# Charter Arms .38 Special Defensive Ammo



## american (Jul 22, 2009)

I have an older Charter Arms .38, likely early 1980s. Can this handle +P ammunition? What defensive ammunition do you recommend for this revolver?


----------



## PhilR. (Apr 25, 2007)

I can't answer the +p question, but I will say that I would not use +p in something that didn't have +p printed somewhere. I can however recommend a few loads to check out. Take a look at the standard-pressure low-flash short barrel loads from Buffalo Bore.
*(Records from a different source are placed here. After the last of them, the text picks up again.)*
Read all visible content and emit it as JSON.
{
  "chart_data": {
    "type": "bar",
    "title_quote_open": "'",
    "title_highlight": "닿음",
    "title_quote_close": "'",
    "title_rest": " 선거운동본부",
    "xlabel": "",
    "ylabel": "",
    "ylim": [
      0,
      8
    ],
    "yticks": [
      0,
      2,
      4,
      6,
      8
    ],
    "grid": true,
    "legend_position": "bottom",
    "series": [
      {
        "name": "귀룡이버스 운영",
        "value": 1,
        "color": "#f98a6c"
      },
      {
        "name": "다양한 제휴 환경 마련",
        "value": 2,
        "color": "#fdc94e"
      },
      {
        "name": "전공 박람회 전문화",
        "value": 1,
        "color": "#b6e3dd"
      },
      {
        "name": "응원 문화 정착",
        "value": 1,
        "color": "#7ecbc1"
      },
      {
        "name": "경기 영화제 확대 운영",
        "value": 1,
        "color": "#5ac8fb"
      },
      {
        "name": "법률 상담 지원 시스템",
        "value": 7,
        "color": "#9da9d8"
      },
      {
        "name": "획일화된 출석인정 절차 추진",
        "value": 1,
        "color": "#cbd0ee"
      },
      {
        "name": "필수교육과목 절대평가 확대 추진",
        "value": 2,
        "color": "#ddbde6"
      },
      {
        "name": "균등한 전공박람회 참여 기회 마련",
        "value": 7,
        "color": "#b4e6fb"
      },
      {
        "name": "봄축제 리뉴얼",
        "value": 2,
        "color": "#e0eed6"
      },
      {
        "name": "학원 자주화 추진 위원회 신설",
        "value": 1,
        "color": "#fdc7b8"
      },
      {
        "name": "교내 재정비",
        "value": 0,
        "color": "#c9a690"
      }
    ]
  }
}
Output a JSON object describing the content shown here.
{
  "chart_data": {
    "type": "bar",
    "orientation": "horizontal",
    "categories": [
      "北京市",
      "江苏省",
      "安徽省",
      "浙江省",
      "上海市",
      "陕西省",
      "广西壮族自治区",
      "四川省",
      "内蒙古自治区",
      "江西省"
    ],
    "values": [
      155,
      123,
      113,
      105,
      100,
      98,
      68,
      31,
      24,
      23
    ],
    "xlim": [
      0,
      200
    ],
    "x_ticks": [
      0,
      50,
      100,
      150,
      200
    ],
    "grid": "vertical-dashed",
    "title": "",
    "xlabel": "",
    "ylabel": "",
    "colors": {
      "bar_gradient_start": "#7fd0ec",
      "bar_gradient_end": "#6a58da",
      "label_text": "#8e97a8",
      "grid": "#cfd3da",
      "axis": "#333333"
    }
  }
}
They pack about as much punch as you are going to get out of a .38 snubby......


----------



## american (Jul 22, 2009)

Thank you. Just what I needed.


----------



## Mdnitedrftr (Aug 10, 2006)

I know their newer guns will handle +p no problem, but that doesnt help you now does it...


----------



## Deltaboy1984 (Jun 1, 2008)

Get some TAP PD ammo for it. :smt1099


----------



## Charliefox (Dec 10, 2011)

No! +P ammo will shoot the gun out of time in very short order! The earlier guns were designed for standard pressure loads (read that 158 gr lead bullets) and hotter loads are NOT recommended. I carried an Undercover for a lot of years an attributed the gun's long life to only using only 110 gr Silvertips.


----------